If the maven release job failed (step 2)

First find why looking at job logs, and then skip the version number you were currently deploying. Update the changelog,md with the skipped version and build again!

If you really want to build a specific version, then some extra steps are needed:

  • Remove the git tag of the versions that you don't want (local and remote of course)
  • Update the pom.xml files with the version that you want to build (as mentioned above, the -SNAPSHOT version).
  • Add these info to the changelog.md (if needed) and merge the change.
  • Drop the release version artifacts that you don't want from archiva.
  • Kick off the build again!

Administration

Changing the archiva-ci password

Archiva expires user passwords periodically (every 90 days?). This means we need to update the archiva-ci user's password in Archiva, and also in the Jenkins stored credential.

Log into archiva.wikimedia.org as the admin user (the password is in the ops pwstore). Go to 'Manage', click on the edit (pencil) button for the archiva-ci and change the password.

Then, log into jenkins and go to the archiva-ci credentials page. Click on the 'Update' link, then click on Change Password, and set the password to the same one you set in Archiva.

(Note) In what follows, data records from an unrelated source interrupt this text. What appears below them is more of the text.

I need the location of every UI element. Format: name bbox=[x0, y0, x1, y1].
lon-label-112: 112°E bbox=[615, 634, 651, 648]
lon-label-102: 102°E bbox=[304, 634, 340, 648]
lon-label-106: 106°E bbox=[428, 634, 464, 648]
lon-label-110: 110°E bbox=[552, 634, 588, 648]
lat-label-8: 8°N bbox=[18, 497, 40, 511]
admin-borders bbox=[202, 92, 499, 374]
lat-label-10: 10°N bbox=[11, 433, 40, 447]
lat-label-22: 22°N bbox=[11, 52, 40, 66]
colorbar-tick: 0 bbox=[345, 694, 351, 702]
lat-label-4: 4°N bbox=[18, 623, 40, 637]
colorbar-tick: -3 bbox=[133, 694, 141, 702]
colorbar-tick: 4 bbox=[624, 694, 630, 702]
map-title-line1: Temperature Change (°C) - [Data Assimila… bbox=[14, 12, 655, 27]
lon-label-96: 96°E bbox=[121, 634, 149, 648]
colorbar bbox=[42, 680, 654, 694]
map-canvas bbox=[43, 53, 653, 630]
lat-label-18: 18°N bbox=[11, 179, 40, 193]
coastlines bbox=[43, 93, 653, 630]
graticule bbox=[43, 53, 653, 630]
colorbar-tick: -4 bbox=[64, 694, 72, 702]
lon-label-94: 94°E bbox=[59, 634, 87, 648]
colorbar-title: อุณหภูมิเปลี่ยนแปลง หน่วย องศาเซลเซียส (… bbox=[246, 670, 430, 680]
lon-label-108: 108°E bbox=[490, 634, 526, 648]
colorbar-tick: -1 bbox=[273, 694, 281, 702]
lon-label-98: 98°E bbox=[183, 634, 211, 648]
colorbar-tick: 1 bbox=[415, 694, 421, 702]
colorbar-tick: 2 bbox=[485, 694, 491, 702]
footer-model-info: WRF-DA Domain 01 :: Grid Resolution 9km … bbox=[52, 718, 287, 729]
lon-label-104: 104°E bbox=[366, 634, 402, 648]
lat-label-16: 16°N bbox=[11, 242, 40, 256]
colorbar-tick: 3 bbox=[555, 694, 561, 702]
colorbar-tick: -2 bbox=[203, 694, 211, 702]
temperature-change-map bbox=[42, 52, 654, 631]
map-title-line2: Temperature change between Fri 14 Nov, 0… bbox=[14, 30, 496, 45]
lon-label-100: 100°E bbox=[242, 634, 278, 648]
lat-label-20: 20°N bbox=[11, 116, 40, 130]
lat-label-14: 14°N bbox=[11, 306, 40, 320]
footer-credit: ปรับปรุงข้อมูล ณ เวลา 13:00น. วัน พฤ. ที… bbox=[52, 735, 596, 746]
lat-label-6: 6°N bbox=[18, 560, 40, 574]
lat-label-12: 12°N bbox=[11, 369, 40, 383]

How to deploy from the CLI

You need archiva passwords in order to follow this procedure. Ask Andrew if needed.
  • Update the changelog.md file at the root of the repository whith changes that are going to be deployed.
  • Prepare deployment (change pom.xml files, push to git):
mvn -Duser.name=YOUR_WIKITECH_USERNAME release:prepare
  • Check everything looks Ok:
cat release.properties
  • Actually deploy (jar generation and uploads to archiva)
mvn -Duser.name=YOUR_WIKITECH_USERNAME release:perform
  • Download the new version of the jars from archiva ( Warning: git fat uses IDs to manage files, so it is important to use the correct jars.). For convenience, the commonly updated jars are:
  • NOTE: to download, click on the new version you just created, then Artifacts, then copy the link to the jar and update 127.0.0.1:8080 with archiva.wikimedia.org and download that
  • Copy the updated jars to the correct refinery path (somewhere like <refinery>/artifacts/org/wikimedia/analytics/refinery/)
  • Update the symlinks in refinery/artifacts to the jars you just copied
  • Make sure git fat is installed and configured according to the instructions in the Refinery README
  • git add . && git commit (git fat will do some magic and replace the jar with a one-line id)
  • push for review

Please see the refinery page to deploy the jars and oozie code.